Zweitens, weil Sünde ein Leben immer zerstört.
Es ist kein Akt von Liebe, wenn ich einfach dabei zuschaue, wie meine geistliche Schwester oder mein geistlicher Bruder ihr Leben wegschmeißen.
Die Notwendigkeit des Richtens in der Gemeinde
Ein Beispiel für das, was ich eben gesagt habe, findet sich in 1. Korinther 5. Es geht um einen Mann, der ein Verhältnis mit der Frau seines Vaters hat. Paulus tadelt die Gemeinde in Korinth dafür, dass sie diesen Mann nicht aus der Gemeinde ausgeschlossen hat.
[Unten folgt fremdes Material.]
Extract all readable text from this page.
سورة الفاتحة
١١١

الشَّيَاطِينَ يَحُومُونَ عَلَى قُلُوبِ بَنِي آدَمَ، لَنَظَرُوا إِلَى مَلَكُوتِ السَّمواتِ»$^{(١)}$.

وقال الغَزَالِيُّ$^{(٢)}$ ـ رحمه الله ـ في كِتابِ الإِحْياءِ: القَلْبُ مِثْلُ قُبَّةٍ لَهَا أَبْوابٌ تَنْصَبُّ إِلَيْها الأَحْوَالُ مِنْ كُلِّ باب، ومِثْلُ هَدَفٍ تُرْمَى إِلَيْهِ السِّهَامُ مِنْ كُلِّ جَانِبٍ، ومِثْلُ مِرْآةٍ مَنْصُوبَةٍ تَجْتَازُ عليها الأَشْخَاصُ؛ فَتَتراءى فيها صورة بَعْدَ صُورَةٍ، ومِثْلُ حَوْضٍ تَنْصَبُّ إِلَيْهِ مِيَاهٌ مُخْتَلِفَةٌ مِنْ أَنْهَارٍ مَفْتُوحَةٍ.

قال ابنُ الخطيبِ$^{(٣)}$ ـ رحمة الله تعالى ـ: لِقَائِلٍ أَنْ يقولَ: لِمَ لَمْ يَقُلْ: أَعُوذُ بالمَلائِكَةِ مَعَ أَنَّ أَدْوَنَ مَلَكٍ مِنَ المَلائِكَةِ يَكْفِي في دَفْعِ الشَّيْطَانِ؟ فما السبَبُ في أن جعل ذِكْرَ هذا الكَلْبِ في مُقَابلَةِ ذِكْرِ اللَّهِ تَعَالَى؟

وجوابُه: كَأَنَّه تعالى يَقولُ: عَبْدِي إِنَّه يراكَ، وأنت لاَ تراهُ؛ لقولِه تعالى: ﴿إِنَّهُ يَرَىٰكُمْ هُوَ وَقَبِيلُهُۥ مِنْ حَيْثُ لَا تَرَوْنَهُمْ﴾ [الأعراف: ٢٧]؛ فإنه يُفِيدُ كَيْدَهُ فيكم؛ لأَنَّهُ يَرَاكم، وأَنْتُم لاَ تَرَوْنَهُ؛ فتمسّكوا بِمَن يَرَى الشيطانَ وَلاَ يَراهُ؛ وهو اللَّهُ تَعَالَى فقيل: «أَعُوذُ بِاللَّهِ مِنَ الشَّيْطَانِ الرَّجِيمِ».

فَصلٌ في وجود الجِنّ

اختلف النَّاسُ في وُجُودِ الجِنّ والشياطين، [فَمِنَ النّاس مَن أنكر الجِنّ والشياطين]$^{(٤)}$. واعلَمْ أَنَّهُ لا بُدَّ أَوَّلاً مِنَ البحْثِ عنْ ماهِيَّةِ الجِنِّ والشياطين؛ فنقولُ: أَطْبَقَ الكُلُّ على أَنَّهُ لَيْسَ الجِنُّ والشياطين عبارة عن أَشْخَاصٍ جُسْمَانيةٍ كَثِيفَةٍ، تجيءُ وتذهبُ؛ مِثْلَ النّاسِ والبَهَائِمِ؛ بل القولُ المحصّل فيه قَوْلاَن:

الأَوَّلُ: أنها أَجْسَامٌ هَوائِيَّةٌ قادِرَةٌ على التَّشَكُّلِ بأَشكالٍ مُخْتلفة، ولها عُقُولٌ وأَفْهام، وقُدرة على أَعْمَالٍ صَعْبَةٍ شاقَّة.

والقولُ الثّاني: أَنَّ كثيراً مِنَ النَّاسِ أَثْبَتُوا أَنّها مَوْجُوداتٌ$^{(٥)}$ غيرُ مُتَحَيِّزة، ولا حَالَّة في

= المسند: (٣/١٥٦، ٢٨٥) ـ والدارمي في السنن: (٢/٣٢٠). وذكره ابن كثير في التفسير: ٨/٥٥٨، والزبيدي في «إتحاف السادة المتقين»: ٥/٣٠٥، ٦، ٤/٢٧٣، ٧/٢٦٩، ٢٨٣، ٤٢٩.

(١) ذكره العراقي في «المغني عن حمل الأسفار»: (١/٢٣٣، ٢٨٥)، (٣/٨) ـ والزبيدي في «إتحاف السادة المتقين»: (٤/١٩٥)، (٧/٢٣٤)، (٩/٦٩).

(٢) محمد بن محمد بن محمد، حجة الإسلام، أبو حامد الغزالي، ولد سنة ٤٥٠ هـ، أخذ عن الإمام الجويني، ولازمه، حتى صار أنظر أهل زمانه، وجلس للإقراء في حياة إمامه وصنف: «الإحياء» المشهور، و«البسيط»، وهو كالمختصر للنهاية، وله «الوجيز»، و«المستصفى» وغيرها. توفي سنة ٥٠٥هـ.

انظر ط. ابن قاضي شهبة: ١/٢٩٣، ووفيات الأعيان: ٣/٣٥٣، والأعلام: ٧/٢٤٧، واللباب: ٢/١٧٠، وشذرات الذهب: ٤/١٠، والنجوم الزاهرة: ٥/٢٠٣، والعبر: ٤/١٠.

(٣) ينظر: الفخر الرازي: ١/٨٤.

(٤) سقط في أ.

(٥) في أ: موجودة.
Anschließend beschreibt er die Gefahr, die von grober Sünde ausgeht, wenn sie nicht gerichtet wird. Diese Gefahr betrifft die ganze Gemeinde.
In 1. Korinther 5,6 heißt es: „Euer Rühmen ist nicht gut. Wisst ihr nicht, dass ein wenig Sauerteig den ganzen Teig durchsäuert?“ Sauerteig ist hier ein Bild für Sünde. Ein bisschen Sünde kann eine ganze Gemeinde zerstören. Deshalb soll der unbußfertige Sünder ausgeschlossen werden.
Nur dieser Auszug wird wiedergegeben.